While shallow entry helps you avoid getting overly committed in the room and keeps you close to your path of escape, there are situations where you will want to clear the room completely. This is of particular importance in situations where you plan to remain in the room for an extended period of time, use the room as a safe area for family members, or if there is a lot of furniture in the room. Deep entry involves penetrating fully into the room, clearing behind furniture and ensuring no adversaries are hiding behind the door.

When conducting deep entry techniques, penetrate only as far into the room as you need to. The advantages of staying close to the door still apply.
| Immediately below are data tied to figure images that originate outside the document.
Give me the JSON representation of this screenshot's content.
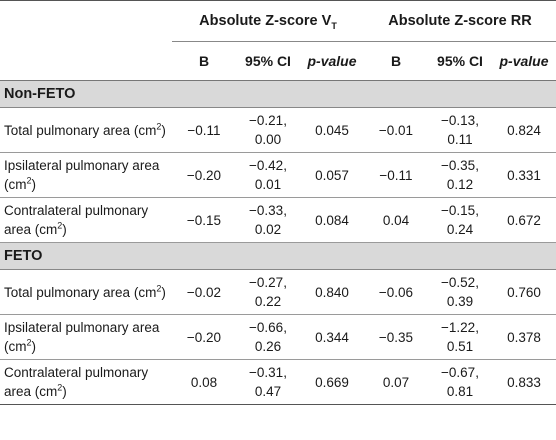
{
  "header": {
    "group1": "Absolute Z-score V",
    "group1_sub": "T",
    "group2": "Absolute Z-score RR",
    "cols": [
      "B",
      "95% CI",
      "p-value",
      "B",
      "95% CI",
      "p-value"
    ]
  },
  "sections": [
    {
      "title": "Non-FETO",
      "rows": [
        {
          "label": "Total pulmonary area (cm",
          "b1": "−0.11",
          "ci1a": "−0.21,",
          "ci1b": "0.00",
          "p1": "0.045",
          "b2": "−0.01",
          "ci2a": "−0.13,",
          "ci2b": "0.11",
          "p2": "0.824"
        },
        {
          "label": "Ipsilateral pulmonary area (cm",
          "b1": "−0.20",
          "ci1a": "−0.42,",
          "ci1b": "0.01",
          "p1": "0.057",
          "b2": "−0.11",
          "ci2a": "−0.35,",
          "ci2b": "0.12",
          "p2": "0.331"
        },
        {
          "label": "Contralateral pulmonary area (cm",
          "b1": "−0.15",
          "ci1a": "−0.33,",
          "ci1b": "0.02",
          "p1": "0.084",
          "b2": "0.04",
          "ci2a": "−0.15,",
          "ci2b": "0.24",
          "p2": "0.672"
        }
      ]
    },
    {
      "title": "FETO",
      "rows": [
        {
          "label": "Total pulmonary area (cm",
          "b1": "−0.02",
          "ci1a": "−0.27,",
          "ci1b": "0.22",
          "p1": "0.840",
          "b2": "−0.06",
          "ci2a": "−0.52,",
          "ci2b": "0.39",
          "p2": "0.760"
        },
        {
          "label": "Ipsilateral pulmonary area (cm",
          "b1": "−0.20",
          "ci1a": "−0.66,",
          "ci1b": "0.26",
          "p1": "0.344",
          "b2": "−0.35",
          "ci2a": "−1.22,",
          "ci2b": "0.51",
          "p2": "0.378"
        },
        {
          "label": "Contralateral pulmonary area (cm",
          "b1": "0.08",
          "ci1a": "−0.31,",
          "ci1b": "0.47",
          "p1": "0.669",
          "b2": "0.07",
          "ci2a": "−0.67,",
          "ci2b": "0.81",
          "p2": "0.833"
        }
      ]
    }
  ]
}
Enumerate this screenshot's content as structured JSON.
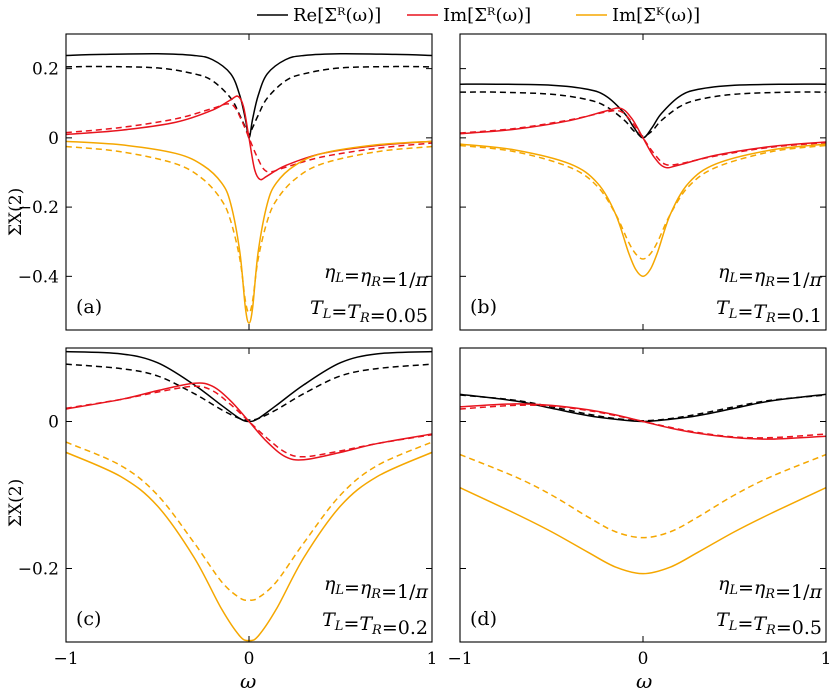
{
  "legend": [
    {
      "name": "Re[Σᴿ(ω)]",
      "color": "#000000"
    },
    {
      "name": "Im[Σᴿ(ω)]",
      "color": "#e8141e"
    },
    {
      "name": "Im[Σᴷ(ω)]",
      "color": "#f5a700"
    }
  ],
  "figure": {
    "xlabel": "ω",
    "ylabel_top": "ΣX(2)",
    "ylabel_bottom": "ΣX(2)"
  },
  "chart_data": [
    {
      "type": "line",
      "panel": "(a)",
      "annotation_eta": "ηL=ηR=1/π",
      "annotation_T": "TL=TR=0.05",
      "xlim": [
        -1,
        1
      ],
      "ylim": [
        -0.555,
        0.3
      ],
      "yticks": [
        0.2,
        0,
        -0.2,
        -0.4
      ],
      "yticklabels": [
        "0.2",
        "0",
        "−0.2",
        "−0.4"
      ],
      "xticks": [
        -1,
        0,
        1
      ],
      "xticklabels": [
        "",
        "",
        ""
      ],
      "series": [
        {
          "key": "re_solid",
          "color": "#000000",
          "dashed": false,
          "x": [
            -1,
            -0.8,
            -0.5,
            -0.3,
            -0.2,
            -0.1,
            -0.05,
            -0.02,
            0,
            0.02,
            0.05,
            0.1,
            0.2,
            0.3,
            0.5,
            0.8,
            1
          ],
          "y": [
            0.238,
            0.241,
            0.243,
            0.238,
            0.226,
            0.185,
            0.122,
            0.055,
            0.0,
            0.055,
            0.122,
            0.185,
            0.226,
            0.238,
            0.243,
            0.241,
            0.238
          ]
        },
        {
          "key": "re_dashed",
          "color": "#000000",
          "dashed": true,
          "x": [
            -1,
            -0.8,
            -0.5,
            -0.3,
            -0.2,
            -0.1,
            -0.05,
            -0.02,
            0,
            0.02,
            0.05,
            0.1,
            0.2,
            0.3,
            0.5,
            0.8,
            1
          ],
          "y": [
            0.205,
            0.206,
            0.202,
            0.185,
            0.165,
            0.115,
            0.065,
            0.03,
            0.01,
            0.03,
            0.065,
            0.115,
            0.165,
            0.185,
            0.202,
            0.206,
            0.205
          ]
        },
        {
          "key": "imr_solid",
          "color": "#e8141e",
          "dashed": false,
          "x": [
            -1,
            -0.7,
            -0.4,
            -0.2,
            -0.1,
            -0.06,
            -0.03,
            0,
            0.03,
            0.06,
            0.1,
            0.2,
            0.4,
            0.7,
            1
          ],
          "y": [
            0.01,
            0.022,
            0.045,
            0.08,
            0.11,
            0.12,
            0.09,
            0.0,
            -0.09,
            -0.12,
            -0.11,
            -0.08,
            -0.045,
            -0.022,
            -0.01
          ]
        },
        {
          "key": "imr_dashed",
          "color": "#e8141e",
          "dashed": true,
          "x": [
            -1,
            -0.7,
            -0.4,
            -0.2,
            -0.12,
            -0.08,
            -0.04,
            0,
            0.04,
            0.08,
            0.12,
            0.2,
            0.4,
            0.7,
            1
          ],
          "y": [
            0.015,
            0.03,
            0.055,
            0.085,
            0.098,
            0.09,
            0.05,
            0.0,
            -0.05,
            -0.09,
            -0.098,
            -0.085,
            -0.055,
            -0.03,
            -0.015
          ]
        },
        {
          "key": "imk_solid",
          "color": "#f5a700",
          "dashed": false,
          "x": [
            -1,
            -0.7,
            -0.4,
            -0.25,
            -0.15,
            -0.1,
            -0.05,
            -0.02,
            0,
            0.02,
            0.05,
            0.1,
            0.15,
            0.25,
            0.4,
            0.7,
            1
          ],
          "y": [
            -0.01,
            -0.02,
            -0.045,
            -0.08,
            -0.13,
            -0.19,
            -0.33,
            -0.49,
            -0.535,
            -0.49,
            -0.33,
            -0.19,
            -0.13,
            -0.08,
            -0.045,
            -0.02,
            -0.01
          ]
        },
        {
          "key": "imk_dashed",
          "color": "#f5a700",
          "dashed": true,
          "x": [
            -1,
            -0.7,
            -0.4,
            -0.25,
            -0.15,
            -0.1,
            -0.05,
            -0.02,
            0,
            0.02,
            0.05,
            0.1,
            0.15,
            0.25,
            0.4,
            0.7,
            1
          ],
          "y": [
            -0.025,
            -0.04,
            -0.075,
            -0.12,
            -0.18,
            -0.24,
            -0.35,
            -0.47,
            -0.505,
            -0.47,
            -0.35,
            -0.24,
            -0.18,
            -0.12,
            -0.075,
            -0.04,
            -0.025
          ]
        }
      ]
    },
    {
      "type": "line",
      "panel": "(b)",
      "annotation_eta": "ηL=ηR=1/π",
      "annotation_T": "TL=TR=0.1",
      "xlim": [
        -1,
        1
      ],
      "ylim": [
        -0.555,
        0.3
      ],
      "yticks": [
        0.2,
        0,
        -0.2,
        -0.4
      ],
      "yticklabels": [
        "",
        "",
        "",
        ""
      ],
      "xticks": [
        -1,
        0,
        1
      ],
      "xticklabels": [
        "",
        "",
        ""
      ],
      "series": [
        {
          "key": "re_solid",
          "color": "#000000",
          "dashed": false,
          "x": [
            -1,
            -0.8,
            -0.5,
            -0.3,
            -0.2,
            -0.1,
            -0.05,
            0,
            0.05,
            0.1,
            0.2,
            0.3,
            0.5,
            0.8,
            1
          ],
          "y": [
            0.155,
            0.155,
            0.152,
            0.14,
            0.12,
            0.07,
            0.03,
            0.0,
            0.03,
            0.07,
            0.12,
            0.14,
            0.152,
            0.155,
            0.155
          ]
        },
        {
          "key": "re_dashed",
          "color": "#000000",
          "dashed": true,
          "x": [
            -1,
            -0.8,
            -0.5,
            -0.3,
            -0.2,
            -0.1,
            -0.05,
            0,
            0.05,
            0.1,
            0.2,
            0.3,
            0.5,
            0.8,
            1
          ],
          "y": [
            0.132,
            0.132,
            0.126,
            0.11,
            0.09,
            0.05,
            0.02,
            0.005,
            0.02,
            0.05,
            0.09,
            0.11,
            0.126,
            0.132,
            0.132
          ]
        },
        {
          "key": "imr_solid",
          "color": "#e8141e",
          "dashed": false,
          "x": [
            -1,
            -0.7,
            -0.4,
            -0.2,
            -0.12,
            -0.06,
            0,
            0.06,
            0.12,
            0.2,
            0.4,
            0.7,
            1
          ],
          "y": [
            0.012,
            0.025,
            0.05,
            0.078,
            0.085,
            0.055,
            0.0,
            -0.055,
            -0.085,
            -0.078,
            -0.05,
            -0.025,
            -0.012
          ]
        },
        {
          "key": "imr_dashed",
          "color": "#e8141e",
          "dashed": true,
          "x": [
            -1,
            -0.7,
            -0.4,
            -0.2,
            -0.12,
            -0.06,
            0,
            0.06,
            0.12,
            0.2,
            0.4,
            0.7,
            1
          ],
          "y": [
            0.014,
            0.027,
            0.052,
            0.075,
            0.076,
            0.045,
            0.0,
            -0.045,
            -0.076,
            -0.075,
            -0.052,
            -0.027,
            -0.014
          ]
        },
        {
          "key": "imk_solid",
          "color": "#f5a700",
          "dashed": false,
          "x": [
            -1,
            -0.7,
            -0.4,
            -0.25,
            -0.15,
            -0.08,
            -0.04,
            0,
            0.04,
            0.08,
            0.15,
            0.25,
            0.4,
            0.7,
            1
          ],
          "y": [
            -0.018,
            -0.035,
            -0.075,
            -0.13,
            -0.22,
            -0.33,
            -0.38,
            -0.4,
            -0.38,
            -0.33,
            -0.22,
            -0.13,
            -0.075,
            -0.035,
            -0.018
          ]
        },
        {
          "key": "imk_dashed",
          "color": "#f5a700",
          "dashed": true,
          "x": [
            -1,
            -0.7,
            -0.4,
            -0.25,
            -0.15,
            -0.08,
            -0.04,
            0,
            0.04,
            0.08,
            0.15,
            0.25,
            0.4,
            0.7,
            1
          ],
          "y": [
            -0.022,
            -0.04,
            -0.085,
            -0.14,
            -0.22,
            -0.3,
            -0.335,
            -0.35,
            -0.335,
            -0.3,
            -0.22,
            -0.14,
            -0.085,
            -0.04,
            -0.022
          ]
        }
      ]
    },
    {
      "type": "line",
      "panel": "(c)",
      "annotation_eta": "ηL=ηR=1/π",
      "annotation_T": "TL=TR=0.2",
      "xlim": [
        -1,
        1
      ],
      "ylim": [
        -0.3,
        0.1
      ],
      "yticks": [
        0,
        -0.2
      ],
      "yticklabels": [
        "0",
        "−0.2"
      ],
      "xticks": [
        -1,
        0,
        1
      ],
      "xticklabels": [
        "−1",
        "0",
        "1"
      ],
      "series": [
        {
          "key": "re_solid",
          "color": "#000000",
          "dashed": false,
          "x": [
            -1,
            -0.7,
            -0.5,
            -0.3,
            -0.15,
            -0.05,
            0,
            0.05,
            0.15,
            0.3,
            0.5,
            0.7,
            1
          ],
          "y": [
            0.095,
            0.092,
            0.08,
            0.05,
            0.022,
            0.004,
            0.0,
            0.004,
            0.022,
            0.05,
            0.08,
            0.092,
            0.095
          ]
        },
        {
          "key": "re_dashed",
          "color": "#000000",
          "dashed": true,
          "x": [
            -1,
            -0.7,
            -0.5,
            -0.3,
            -0.15,
            -0.05,
            0,
            0.05,
            0.15,
            0.3,
            0.5,
            0.7,
            1
          ],
          "y": [
            0.078,
            0.072,
            0.062,
            0.038,
            0.016,
            0.004,
            0.002,
            0.004,
            0.016,
            0.038,
            0.062,
            0.072,
            0.078
          ]
        },
        {
          "key": "imr_solid",
          "color": "#e8141e",
          "dashed": false,
          "x": [
            -1,
            -0.7,
            -0.5,
            -0.3,
            -0.2,
            -0.1,
            0,
            0.1,
            0.2,
            0.3,
            0.5,
            0.7,
            1
          ],
          "y": [
            0.017,
            0.03,
            0.042,
            0.052,
            0.048,
            0.028,
            0.0,
            -0.028,
            -0.048,
            -0.052,
            -0.042,
            -0.03,
            -0.017
          ]
        },
        {
          "key": "imr_dashed",
          "color": "#e8141e",
          "dashed": true,
          "x": [
            -1,
            -0.7,
            -0.5,
            -0.3,
            -0.2,
            -0.1,
            0,
            0.1,
            0.2,
            0.3,
            0.5,
            0.7,
            1
          ],
          "y": [
            0.018,
            0.03,
            0.04,
            0.048,
            0.042,
            0.023,
            0.0,
            -0.023,
            -0.042,
            -0.048,
            -0.04,
            -0.03,
            -0.018
          ]
        },
        {
          "key": "imk_solid",
          "color": "#f5a700",
          "dashed": false,
          "x": [
            -1,
            -0.7,
            -0.5,
            -0.3,
            -0.15,
            -0.05,
            0,
            0.05,
            0.15,
            0.3,
            0.5,
            0.7,
            1
          ],
          "y": [
            -0.042,
            -0.075,
            -0.115,
            -0.185,
            -0.255,
            -0.292,
            -0.298,
            -0.292,
            -0.255,
            -0.185,
            -0.115,
            -0.075,
            -0.042
          ]
        },
        {
          "key": "imk_dashed",
          "color": "#f5a700",
          "dashed": true,
          "x": [
            -1,
            -0.7,
            -0.5,
            -0.3,
            -0.15,
            -0.05,
            0,
            0.05,
            0.15,
            0.3,
            0.5,
            0.7,
            1
          ],
          "y": [
            -0.028,
            -0.06,
            -0.1,
            -0.165,
            -0.218,
            -0.24,
            -0.243,
            -0.24,
            -0.218,
            -0.165,
            -0.1,
            -0.06,
            -0.028
          ]
        }
      ]
    },
    {
      "type": "line",
      "panel": "(d)",
      "annotation_eta": "ηL=ηR=1/π",
      "annotation_T": "TL=TR=0.5",
      "xlim": [
        -1,
        1
      ],
      "ylim": [
        -0.3,
        0.1
      ],
      "yticks": [
        0,
        -0.2
      ],
      "yticklabels": [
        "",
        ""
      ],
      "xticks": [
        -1,
        0,
        1
      ],
      "xticklabels": [
        "−1",
        "0",
        "1"
      ],
      "series": [
        {
          "key": "re_solid",
          "color": "#000000",
          "dashed": false,
          "x": [
            -1,
            -0.7,
            -0.5,
            -0.3,
            -0.15,
            0,
            0.15,
            0.3,
            0.5,
            0.7,
            1
          ],
          "y": [
            0.037,
            0.028,
            0.018,
            0.008,
            0.003,
            0.0,
            0.003,
            0.008,
            0.018,
            0.028,
            0.037
          ]
        },
        {
          "key": "re_dashed",
          "color": "#000000",
          "dashed": true,
          "x": [
            -1,
            -0.7,
            -0.5,
            -0.3,
            -0.15,
            0,
            0.15,
            0.3,
            0.5,
            0.7,
            1
          ],
          "y": [
            0.036,
            0.029,
            0.02,
            0.01,
            0.004,
            0.001,
            0.004,
            0.01,
            0.02,
            0.029,
            0.036
          ]
        },
        {
          "key": "imr_solid",
          "color": "#e8141e",
          "dashed": false,
          "x": [
            -1,
            -0.7,
            -0.5,
            -0.3,
            -0.15,
            0,
            0.15,
            0.3,
            0.5,
            0.7,
            1
          ],
          "y": [
            0.02,
            0.024,
            0.022,
            0.016,
            0.009,
            0.0,
            -0.009,
            -0.016,
            -0.022,
            -0.024,
            -0.02
          ]
        },
        {
          "key": "imr_dashed",
          "color": "#e8141e",
          "dashed": true,
          "x": [
            -1,
            -0.7,
            -0.5,
            -0.3,
            -0.15,
            0,
            0.15,
            0.3,
            0.5,
            0.7,
            1
          ],
          "y": [
            0.017,
            0.022,
            0.021,
            0.015,
            0.008,
            0.0,
            -0.008,
            -0.015,
            -0.021,
            -0.022,
            -0.017
          ]
        },
        {
          "key": "imk_solid",
          "color": "#f5a700",
          "dashed": false,
          "x": [
            -1,
            -0.7,
            -0.5,
            -0.3,
            -0.15,
            0,
            0.15,
            0.3,
            0.5,
            0.7,
            1
          ],
          "y": [
            -0.09,
            -0.125,
            -0.15,
            -0.178,
            -0.198,
            -0.207,
            -0.198,
            -0.178,
            -0.15,
            -0.125,
            -0.09
          ]
        },
        {
          "key": "imk_dashed",
          "color": "#f5a700",
          "dashed": true,
          "x": [
            -1,
            -0.7,
            -0.5,
            -0.3,
            -0.15,
            0,
            0.15,
            0.3,
            0.5,
            0.7,
            1
          ],
          "y": [
            -0.045,
            -0.075,
            -0.1,
            -0.13,
            -0.15,
            -0.158,
            -0.15,
            -0.13,
            -0.1,
            -0.075,
            -0.045
          ]
        }
      ]
    }
  ]
}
Therefore, unless there is furniture or dead space deep in the room, conduct your clearing movement relatively close to the door. As described earlier, you can also start by conducting a shallow entry and then move on to a deep entry once you have had time to assess the layout of the room and the situation.

When executing the deep entry, try to move as quickly as possible. You will be sacrificing some of your shooting accuracy in order to reduce your vulnerability. If there are multiple threats in the room, you will be extremely vulnerable as soon as you pass through the door and your best option is to move quickly enough so adversaries find it difficult to target you. Still, while speed is important, do not move so fast that you will trip over objects in the room or completely lose your ability to shoot accurately.

In most rooms, the furniture is located near the walls. Therefore, when conducting the deep entry and moving along the wall you may need to adjust your path or scan to deal with various furniture configurations. There are no fixed formulas or solutions, so use your common sense.